Damage anisotropy and its effect on the plastic anisotropy evolution under finite strains

•The anisotropic ductile damage is described by second-rank tensor.•The anisotropic damage effect is introduced through the equivalent total energy assumption.•Non-associative plasticity framework is considered.•The damage anisotropy induces an important change on the shape of the iso-damage envelop.

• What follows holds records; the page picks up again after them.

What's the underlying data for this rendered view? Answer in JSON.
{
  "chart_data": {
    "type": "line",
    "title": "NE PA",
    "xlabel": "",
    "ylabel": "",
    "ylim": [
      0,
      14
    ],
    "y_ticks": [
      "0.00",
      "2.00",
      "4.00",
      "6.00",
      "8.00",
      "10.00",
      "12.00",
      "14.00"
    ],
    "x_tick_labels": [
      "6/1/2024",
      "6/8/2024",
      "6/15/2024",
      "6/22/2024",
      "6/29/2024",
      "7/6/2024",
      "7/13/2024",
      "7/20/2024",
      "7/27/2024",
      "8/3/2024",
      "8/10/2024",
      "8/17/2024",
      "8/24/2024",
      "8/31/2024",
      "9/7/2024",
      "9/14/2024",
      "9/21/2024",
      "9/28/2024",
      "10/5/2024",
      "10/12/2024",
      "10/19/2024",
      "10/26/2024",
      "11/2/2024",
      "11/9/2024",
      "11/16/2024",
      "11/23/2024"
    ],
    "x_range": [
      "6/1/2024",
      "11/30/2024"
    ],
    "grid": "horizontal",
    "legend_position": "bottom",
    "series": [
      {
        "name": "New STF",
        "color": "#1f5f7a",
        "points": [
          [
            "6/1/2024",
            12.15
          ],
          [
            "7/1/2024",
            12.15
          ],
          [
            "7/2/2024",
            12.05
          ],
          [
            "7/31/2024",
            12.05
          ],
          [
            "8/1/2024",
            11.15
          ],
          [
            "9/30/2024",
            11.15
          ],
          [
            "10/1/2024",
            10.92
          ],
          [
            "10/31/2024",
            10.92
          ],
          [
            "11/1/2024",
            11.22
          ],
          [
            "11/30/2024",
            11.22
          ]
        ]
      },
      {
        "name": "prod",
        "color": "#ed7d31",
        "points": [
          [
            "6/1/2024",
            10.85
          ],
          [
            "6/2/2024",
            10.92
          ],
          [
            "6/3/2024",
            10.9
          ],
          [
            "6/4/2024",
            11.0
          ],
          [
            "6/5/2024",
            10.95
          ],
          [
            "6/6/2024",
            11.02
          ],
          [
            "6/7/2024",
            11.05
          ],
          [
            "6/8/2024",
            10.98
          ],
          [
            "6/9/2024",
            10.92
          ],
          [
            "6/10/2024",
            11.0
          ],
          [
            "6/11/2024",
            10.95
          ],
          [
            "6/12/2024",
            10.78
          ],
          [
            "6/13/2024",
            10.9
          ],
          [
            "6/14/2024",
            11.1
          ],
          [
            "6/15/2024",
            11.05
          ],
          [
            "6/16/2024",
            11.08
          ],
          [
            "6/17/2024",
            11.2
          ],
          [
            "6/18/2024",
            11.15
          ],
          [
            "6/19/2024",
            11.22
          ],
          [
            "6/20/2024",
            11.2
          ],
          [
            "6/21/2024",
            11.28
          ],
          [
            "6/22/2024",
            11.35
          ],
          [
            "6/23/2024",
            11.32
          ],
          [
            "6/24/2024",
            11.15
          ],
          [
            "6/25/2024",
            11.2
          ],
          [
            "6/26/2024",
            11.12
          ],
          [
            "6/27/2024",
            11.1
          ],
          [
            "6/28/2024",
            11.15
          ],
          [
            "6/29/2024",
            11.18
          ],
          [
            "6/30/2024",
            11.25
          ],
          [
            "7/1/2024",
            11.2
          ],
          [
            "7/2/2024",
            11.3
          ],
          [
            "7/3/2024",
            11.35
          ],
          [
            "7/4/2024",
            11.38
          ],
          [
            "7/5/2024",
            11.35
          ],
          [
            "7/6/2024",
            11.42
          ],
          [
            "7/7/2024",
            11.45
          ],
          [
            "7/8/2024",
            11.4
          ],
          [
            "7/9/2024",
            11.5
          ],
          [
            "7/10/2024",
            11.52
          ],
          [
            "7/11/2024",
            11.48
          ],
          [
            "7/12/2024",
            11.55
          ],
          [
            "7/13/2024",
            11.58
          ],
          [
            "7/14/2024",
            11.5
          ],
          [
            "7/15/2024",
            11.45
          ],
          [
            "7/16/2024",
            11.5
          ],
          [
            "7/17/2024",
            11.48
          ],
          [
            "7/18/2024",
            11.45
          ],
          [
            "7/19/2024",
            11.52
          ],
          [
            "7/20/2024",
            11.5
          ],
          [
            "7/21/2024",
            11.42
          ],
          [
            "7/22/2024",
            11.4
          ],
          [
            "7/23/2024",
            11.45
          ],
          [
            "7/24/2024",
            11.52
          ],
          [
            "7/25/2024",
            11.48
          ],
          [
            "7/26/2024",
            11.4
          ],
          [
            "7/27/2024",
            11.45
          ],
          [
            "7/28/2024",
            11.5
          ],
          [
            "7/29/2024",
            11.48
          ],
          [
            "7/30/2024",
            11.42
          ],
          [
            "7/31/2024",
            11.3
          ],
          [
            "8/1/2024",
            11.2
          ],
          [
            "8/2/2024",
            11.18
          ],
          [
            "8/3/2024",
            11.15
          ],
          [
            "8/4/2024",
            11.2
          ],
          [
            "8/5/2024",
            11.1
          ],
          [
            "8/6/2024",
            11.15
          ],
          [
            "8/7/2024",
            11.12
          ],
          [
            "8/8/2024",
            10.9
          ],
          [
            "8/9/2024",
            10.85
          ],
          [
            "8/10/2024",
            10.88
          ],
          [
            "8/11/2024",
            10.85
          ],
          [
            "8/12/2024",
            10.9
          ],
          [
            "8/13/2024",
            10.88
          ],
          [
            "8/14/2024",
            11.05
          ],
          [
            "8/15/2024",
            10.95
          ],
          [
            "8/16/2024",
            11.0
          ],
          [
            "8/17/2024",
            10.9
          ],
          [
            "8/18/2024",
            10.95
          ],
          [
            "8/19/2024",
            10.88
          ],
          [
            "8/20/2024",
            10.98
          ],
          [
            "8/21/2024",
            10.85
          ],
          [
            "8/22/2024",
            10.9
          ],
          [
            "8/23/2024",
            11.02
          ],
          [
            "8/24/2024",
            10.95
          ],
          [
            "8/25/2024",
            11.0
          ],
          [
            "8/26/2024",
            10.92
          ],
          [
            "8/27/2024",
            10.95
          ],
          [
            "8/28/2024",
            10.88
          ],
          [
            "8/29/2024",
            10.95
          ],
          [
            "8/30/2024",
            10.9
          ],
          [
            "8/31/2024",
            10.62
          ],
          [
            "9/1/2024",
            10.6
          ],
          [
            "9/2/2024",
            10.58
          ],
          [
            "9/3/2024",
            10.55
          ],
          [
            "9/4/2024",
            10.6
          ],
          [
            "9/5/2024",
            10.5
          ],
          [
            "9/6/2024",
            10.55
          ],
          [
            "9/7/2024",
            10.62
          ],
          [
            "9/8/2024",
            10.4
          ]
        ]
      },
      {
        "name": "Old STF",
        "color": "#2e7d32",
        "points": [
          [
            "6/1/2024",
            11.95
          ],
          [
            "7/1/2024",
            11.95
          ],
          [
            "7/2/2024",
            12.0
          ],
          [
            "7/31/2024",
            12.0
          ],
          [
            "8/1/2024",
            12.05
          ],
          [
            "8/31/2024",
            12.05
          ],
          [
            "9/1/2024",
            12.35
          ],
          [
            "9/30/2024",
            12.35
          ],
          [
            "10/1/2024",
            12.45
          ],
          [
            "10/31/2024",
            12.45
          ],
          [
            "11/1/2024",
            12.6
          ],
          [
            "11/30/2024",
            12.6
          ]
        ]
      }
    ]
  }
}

In this work, non-associative finite strain anisotropic elastoplastic model fully coupled with anisotropic ductile damage is considered. First, the kinematics of large deformation based on multiplicative decomposition of the total transformation gradient is briefly recalled. Using a thermodynamically-consistent framework, the effective state variables are defined to introduce the effect of the anisotropic damage through the total energy equivalence assumption. For an accurate plastic anisotropy description, non-associative plasticity framework is considered for which equivalent stresses in yield function and in plastic potential are separately defined. The evolution equations governing the overall dissipative phenomena are deduced from the generalized normality rule applied to the plastic potential, while the consistency condition is still deduced from the yield function. Applications are made to a generic material defined by selected values of material parameters and considering different typical strain controlled loading paths as uniaxial tension (UT), plane tension (PT) and equibiaxial tension (ET). For each loading path, the effect of the anisotropic damage evolution on the plastic anisotropy and vice-versa is carefully studied in the context of finite plasticity assuming small elastic strains.